Nada se bota, todo sirve
Ahora que ya sabemos cuál es la conexión entre las cabezas de pescado y la farmacología, viene otra pregunta: ¿cómo es que a una bioquímica se le ocurre ir a buscar, como quien rescata un anillo en el desagüe, unas moléculas entre la basura de una pesquera?
¿Alguien le dio el dato? ¿Quién le dijo “oye, en esos tarros con tripas de pescado puede que encuentres un remedio antibacteriano y anticancerígeno”?
“Claudio Álvarez, un colaborador de la Universidad Católica del Norte, tiene contactos con varias empresas pesqueras y acuícolas”, dice Santana. “Ellas siempre le preguntan qué se puede hacer con todos estos residuos que generan”.
Solo en las regiones de Coquimbo y Valparaíso se producen unas diez mil toneladas de descartes, según la información que manejan ellos. Las empresas están desesperadas: con la nueva ley REP, que obliga a los productores a hacerse cargo de sus desechos, deben buscarle a estos subproductos un destino que no sea el basural.
“Hace hartos años fui a Calbuco, a conversar con empresas pesqueras para obtener quitina, que sale del exoesqueleto de los crustáceos”, cuenta. No alcanzó ni a terminar de explicarles y ya le habían pasado un montón de barriles con restos de jaibas y cangrejos. “Y era apenas una pequeña parte”.

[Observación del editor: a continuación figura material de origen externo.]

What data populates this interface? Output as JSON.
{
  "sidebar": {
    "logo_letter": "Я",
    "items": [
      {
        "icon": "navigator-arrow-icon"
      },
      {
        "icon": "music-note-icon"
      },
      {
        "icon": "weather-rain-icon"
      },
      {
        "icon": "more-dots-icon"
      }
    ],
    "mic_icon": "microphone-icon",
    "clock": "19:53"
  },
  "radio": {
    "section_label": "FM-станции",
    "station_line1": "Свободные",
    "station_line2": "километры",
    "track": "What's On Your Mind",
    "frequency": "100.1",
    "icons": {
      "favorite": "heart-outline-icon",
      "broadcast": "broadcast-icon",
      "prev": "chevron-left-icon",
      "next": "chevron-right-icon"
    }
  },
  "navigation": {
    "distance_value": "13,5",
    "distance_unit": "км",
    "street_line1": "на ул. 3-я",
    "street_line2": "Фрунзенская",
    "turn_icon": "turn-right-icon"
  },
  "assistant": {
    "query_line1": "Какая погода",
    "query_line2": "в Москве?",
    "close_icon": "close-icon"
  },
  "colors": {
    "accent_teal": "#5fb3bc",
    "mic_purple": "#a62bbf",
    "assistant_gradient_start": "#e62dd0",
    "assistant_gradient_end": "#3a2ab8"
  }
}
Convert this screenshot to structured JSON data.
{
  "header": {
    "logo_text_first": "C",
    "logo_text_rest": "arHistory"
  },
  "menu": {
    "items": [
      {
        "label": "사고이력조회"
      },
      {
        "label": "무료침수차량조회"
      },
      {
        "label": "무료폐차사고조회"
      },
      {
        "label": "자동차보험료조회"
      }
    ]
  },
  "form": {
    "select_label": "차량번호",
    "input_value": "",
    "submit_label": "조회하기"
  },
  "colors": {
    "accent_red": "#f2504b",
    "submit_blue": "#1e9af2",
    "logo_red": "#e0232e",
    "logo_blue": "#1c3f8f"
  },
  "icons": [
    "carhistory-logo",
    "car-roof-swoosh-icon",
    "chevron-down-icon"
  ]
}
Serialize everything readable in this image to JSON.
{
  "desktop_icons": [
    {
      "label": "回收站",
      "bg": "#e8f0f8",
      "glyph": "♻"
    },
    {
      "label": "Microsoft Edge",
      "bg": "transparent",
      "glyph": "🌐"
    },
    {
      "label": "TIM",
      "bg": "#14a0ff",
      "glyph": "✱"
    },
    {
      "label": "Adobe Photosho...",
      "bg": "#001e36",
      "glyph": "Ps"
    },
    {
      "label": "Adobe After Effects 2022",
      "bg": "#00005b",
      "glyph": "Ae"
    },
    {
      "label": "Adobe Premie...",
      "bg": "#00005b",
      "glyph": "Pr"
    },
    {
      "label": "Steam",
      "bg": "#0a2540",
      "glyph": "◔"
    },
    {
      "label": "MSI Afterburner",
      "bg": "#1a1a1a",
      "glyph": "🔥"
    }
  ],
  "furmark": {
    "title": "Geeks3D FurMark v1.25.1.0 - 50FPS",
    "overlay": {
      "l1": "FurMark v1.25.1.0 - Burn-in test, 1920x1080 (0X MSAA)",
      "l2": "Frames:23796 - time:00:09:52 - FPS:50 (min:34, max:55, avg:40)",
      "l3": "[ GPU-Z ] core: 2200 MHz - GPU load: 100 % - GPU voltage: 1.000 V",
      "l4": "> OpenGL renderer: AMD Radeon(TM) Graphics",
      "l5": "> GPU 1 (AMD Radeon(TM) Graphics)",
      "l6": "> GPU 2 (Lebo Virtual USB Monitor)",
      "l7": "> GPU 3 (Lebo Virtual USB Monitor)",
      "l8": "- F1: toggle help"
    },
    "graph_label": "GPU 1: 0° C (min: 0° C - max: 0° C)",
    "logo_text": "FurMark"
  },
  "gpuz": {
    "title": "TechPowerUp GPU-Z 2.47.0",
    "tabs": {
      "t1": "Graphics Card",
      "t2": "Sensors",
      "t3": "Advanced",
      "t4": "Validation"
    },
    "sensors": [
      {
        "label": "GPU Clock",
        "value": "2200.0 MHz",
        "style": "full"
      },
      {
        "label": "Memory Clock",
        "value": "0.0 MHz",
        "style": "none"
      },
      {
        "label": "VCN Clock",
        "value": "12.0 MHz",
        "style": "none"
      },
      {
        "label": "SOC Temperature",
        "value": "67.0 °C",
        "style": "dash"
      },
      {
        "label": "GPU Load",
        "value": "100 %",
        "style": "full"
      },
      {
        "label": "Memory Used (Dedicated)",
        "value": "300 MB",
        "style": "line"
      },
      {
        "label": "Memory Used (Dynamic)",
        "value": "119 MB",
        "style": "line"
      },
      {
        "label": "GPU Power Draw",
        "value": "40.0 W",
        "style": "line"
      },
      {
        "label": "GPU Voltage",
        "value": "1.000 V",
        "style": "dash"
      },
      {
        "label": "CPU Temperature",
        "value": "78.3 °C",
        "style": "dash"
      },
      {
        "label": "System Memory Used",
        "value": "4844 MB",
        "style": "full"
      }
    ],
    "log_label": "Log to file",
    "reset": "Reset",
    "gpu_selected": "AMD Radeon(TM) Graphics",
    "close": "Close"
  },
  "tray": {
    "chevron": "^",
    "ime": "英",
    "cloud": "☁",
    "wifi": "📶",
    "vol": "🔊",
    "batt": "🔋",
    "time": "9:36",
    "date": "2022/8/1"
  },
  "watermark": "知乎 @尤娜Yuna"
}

A la académica de la UA le parece que la economía circular presenta una gran oportunidad para todos. Al verse obligadas a revalorizar los desechos, a las empresas se les abre un camino para aumentar sus ganancias. “Pueden generar otros productos adicionales y sacarle mayor provecho a su cadena productiva”.
También favorece un círculo virtuoso de investigación y desarrollo: a la academia se le generan mayores incentivos para innovar en ciencia aplicada. “Le veo además mucho potencial para la postulación a proyectos Fondef o Corfo, donde podemos escalar estos proyectos y, en nuestro caso, desarrollar biofármacos de consumo masivo”.
Este vínculo entre academia e industria no existía hace algunos años, “principalmente por los tiempos”, opina Santana. “La academia se demora, ya que toma tiempo investigar, probar, desarrollar; pero cada vez las empresas lo entienden mejor”. Dice que hay más gente fomentando estos lazos, “que nos permiten enfocarnos y trabajar en los problemas que ellos tienen, y así desarrollar líneas de investigación que tengan un impacto no solo en el mundo científico sino que además en la industria y en la sociedad. A eso apuntamos”.